I tried something like this, but it did not work :
testing = apply(mydata, 1, function(x) {as.vector(t(mydata[,x]))})
Error in t(mydata)[, x] : subscript out of bounds
Thanks.
EDIT: Quick data sample:
> reviews = as.vector(t(mydata)[,1])
> class(reviews)
[1] "character"
> length(reviews)
[1] 14
> reviews
[1] "I was involuntarily"
[2] "I was in transit"
[3] "My initial flight"
[4] "That still left"
[5] "After disembarking"
[6] "customs and proceed to my gate."
[7] "I arrived"
[8] "When my boarding pass was scanned"
[9] "No reason was given for the bump."
[10] "The UA gate staff"
[11] "I boarded Air Canada."
[12] "After arriving"
[13] "I spent 5 hours"
[14] NA
mydata data.frame:
> class(mydata)
[1] "data.frame"
> length(mydata[,1])
[1] 152
> mydata[,1]
[1] I was involuntarily... .
[2] First time... .
...
...
152 Levels: First time . ...
I have about 30.000 of these, but I want to start small, so only 152 of paragraphs split in individual sentence and put into a data.frame. Each row in the data.frame has 5-15 sentences.

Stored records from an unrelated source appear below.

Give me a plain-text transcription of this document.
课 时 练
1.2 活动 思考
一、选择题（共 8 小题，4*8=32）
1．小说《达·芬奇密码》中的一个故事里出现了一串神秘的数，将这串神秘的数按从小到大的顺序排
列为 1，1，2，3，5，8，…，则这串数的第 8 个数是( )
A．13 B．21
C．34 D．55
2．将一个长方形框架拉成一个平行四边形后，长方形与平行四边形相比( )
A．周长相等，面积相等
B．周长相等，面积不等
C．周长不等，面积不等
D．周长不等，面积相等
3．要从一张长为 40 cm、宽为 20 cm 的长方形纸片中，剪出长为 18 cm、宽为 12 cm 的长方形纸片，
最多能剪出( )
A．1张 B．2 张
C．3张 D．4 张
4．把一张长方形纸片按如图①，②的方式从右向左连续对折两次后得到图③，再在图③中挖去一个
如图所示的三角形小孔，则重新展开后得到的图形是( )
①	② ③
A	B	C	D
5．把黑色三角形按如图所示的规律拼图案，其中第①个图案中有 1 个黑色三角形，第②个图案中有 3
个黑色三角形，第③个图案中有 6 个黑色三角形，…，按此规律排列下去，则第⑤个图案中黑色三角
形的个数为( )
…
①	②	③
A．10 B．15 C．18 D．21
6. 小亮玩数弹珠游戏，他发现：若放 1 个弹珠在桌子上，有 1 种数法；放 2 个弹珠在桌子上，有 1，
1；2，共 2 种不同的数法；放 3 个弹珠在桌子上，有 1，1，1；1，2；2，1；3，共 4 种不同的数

I want to to be able to access each row as an array since I need to perform some action on each row of the data.frame
Packages used: plyr, sentiment(downloaded from here and installed manually)
EDIT 2:
dput(myData[1:6, 1:6])
structure(list(V1 = structure(c(70L, 41L, 94L, 114L, 47L, 49L),
.Label = c(" Air Canada",
"their service",
"hours for de-icing",
"have flown BA",
"my booking",
"If the video screen",
"Frankfurt flights",
"and another 150 lines of text data",